The Article 29 Working Group of EC data protection commissioners has given an Opinion on the handling of personal data by search engines. The headline grabber so far has been the statement that search engines should retain personal data about users for no more than 6 months.
The Opinion follows the Working Group's requests to Google and other search engines last year for information about their data retention policies. According to a BBC News report:
"The report issued a set of obligations to search engines firms, including:
- Search engines should get informed consent from users if they correlate personal data across different services, such as desktop search
- Search engine providers must delete or anonymise (in an irreversible and efficient way) personal data once they are no longer necessary for the purpose for which they were collected
- Personal data should not be held by search engines for longer than six months
- In case search engine providers retain personal data longer than six months, they must demonstrate comprehensively that it is strictly necessary for the service
- It is not necessary to collect additional personal data from individual users in order to be able to perform the service of delivering search results and advertisements
- If search engine providers use cookies, their lifetime should be no longer than demonstrably necessary
- Search engine providers must give users clear and intelligible information about their identity and location and about the data they intend to collect store or transmit, as well as the purpose for which they are collected"
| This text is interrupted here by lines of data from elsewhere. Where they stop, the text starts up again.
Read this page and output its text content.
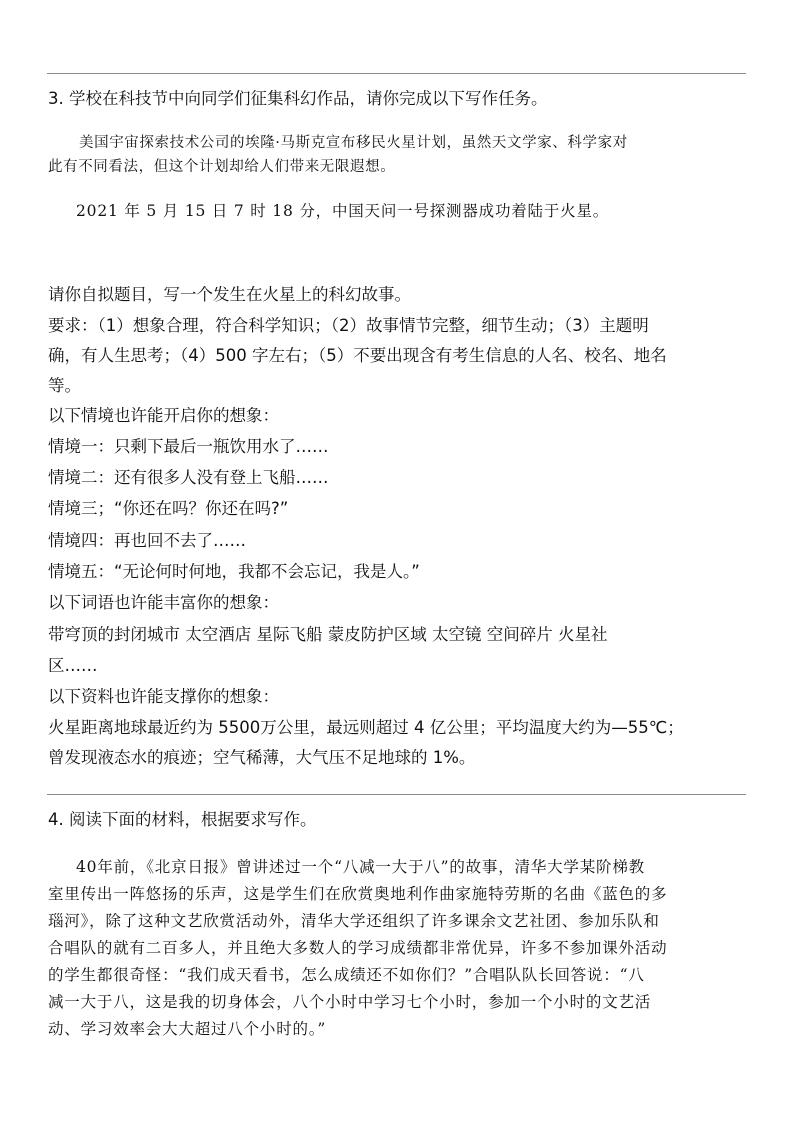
3. 学校在科技节中向同学们征集科幻作品，请你完成以下写作任务。
美国宇宙探索技术公司的埃隆·马斯克宣布移民火星计划，虽然天文学家、科学家对
此有不同看法，但这个计划却给人们带来无限遐想。
2021 年 5 月 15 日 7 时 18 分，中国天问一号探测器成功着陆于火星。
请你自拟题目，写一个发生在火星上的科幻故事。
要求：（1）想象合理，符合科学知识；（2）故事情节完整，细节生动；（3）主题明
确，有人生思考；（4）500 字左右；（5）不要出现含有考生信息的人名、校名、地名
等。
以下情境也许能开启你的想象：
情境一：只剩下最后一瓶饮用水了……
情境二：还有很多人没有登上飞船……
情境三；“你还在吗？你还在吗?”
情境四：再也回不去了……
情境五：“无论何时何地，我都不会忘记，我是人。”
以下词语也许能丰富你的想象：
带穹顶的封闭城市 太空酒店 星际飞船 蒙皮防护区域 太空镜 空间碎片 火星社
区……
以下资料也许能支撑你的想象：
火星距离地球最近约为 5500万公里，最远则超过 4 亿公里；平均温度大约为—55℃；
曾发现液态水的痕迹；空气稀薄，大气压不足地球的 1%。
4. 阅读下面的材料，根据要求写作。
40年前，《北京日报》曾讲述过一个“八减一大于八”的故事，清华大学某阶梯教
室里传出一阵悠扬的乐声，这是学生们在欣赏奥地利作曲家施特劳斯的名曲《蓝色的多
瑙河》，除了这种文艺欣赏活动外，清华大学还组织了许多课余文艺社团、参加乐队和
合唱队的就有二百多人，并且绝大多数人的学习成绩都非常优异，许多不参加课外活动
的学生都很奇怪：“我们成天看书，怎么成绩还不如你们？”合唱队队长回答说：“八
减一大于八，这是我的切身体会，八个小时中学习七个小时，参加一个小时的文艺活
动、学习效率会大大超过八个小时的。”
The dominant search engine Google, retains user personal data for 18 to 24 months, anonymising it after 18 months. Perhaps unsurprisingly, it has already criticised the Working Group's opinion on its Public Policy Blog.
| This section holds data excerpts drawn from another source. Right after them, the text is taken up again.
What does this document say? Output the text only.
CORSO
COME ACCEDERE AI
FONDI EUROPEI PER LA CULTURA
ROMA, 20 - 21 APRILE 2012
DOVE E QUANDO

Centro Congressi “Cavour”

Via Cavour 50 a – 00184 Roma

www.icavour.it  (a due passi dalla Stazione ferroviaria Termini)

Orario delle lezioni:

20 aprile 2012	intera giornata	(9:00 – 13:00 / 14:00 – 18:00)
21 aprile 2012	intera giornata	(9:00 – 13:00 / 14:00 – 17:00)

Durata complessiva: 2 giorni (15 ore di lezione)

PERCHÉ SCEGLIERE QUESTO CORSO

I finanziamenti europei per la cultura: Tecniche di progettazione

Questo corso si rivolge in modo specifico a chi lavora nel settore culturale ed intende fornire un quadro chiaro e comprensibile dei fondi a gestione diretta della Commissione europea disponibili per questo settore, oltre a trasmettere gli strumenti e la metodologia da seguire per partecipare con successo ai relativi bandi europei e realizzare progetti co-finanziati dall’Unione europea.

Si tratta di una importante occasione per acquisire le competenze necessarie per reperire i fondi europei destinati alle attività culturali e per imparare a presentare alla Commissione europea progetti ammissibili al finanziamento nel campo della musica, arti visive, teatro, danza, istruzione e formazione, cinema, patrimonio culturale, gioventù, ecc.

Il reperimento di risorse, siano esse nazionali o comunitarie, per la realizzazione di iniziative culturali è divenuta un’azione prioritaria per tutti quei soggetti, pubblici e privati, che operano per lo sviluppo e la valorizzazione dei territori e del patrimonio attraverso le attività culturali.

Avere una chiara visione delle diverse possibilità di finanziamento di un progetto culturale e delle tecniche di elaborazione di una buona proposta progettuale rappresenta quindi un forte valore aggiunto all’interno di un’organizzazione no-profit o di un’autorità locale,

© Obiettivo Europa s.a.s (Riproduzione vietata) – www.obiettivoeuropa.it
The Article 29 Working Group's views on data retention periods at the search engines are also unsurprising, given the concerns it voiced last year about current periods being too long - see our August 2007 analysis of Google's data protection policies against the Working Group's comments.
Next steps
It's going to be interesting seeing how the Working Group and the various data protection authorities of individual EU jurisdictions take this forward. Google and the other search engines are highly unlikely to accept without a fight any request from data protection authorities to reduce their data retention periods. The Opinion's other "obligations" may receive a warmer reception.
The Working Group's Opinion certainly isn't the end of its battle with the search engines over their use of personal data. Expect more developments in the next year.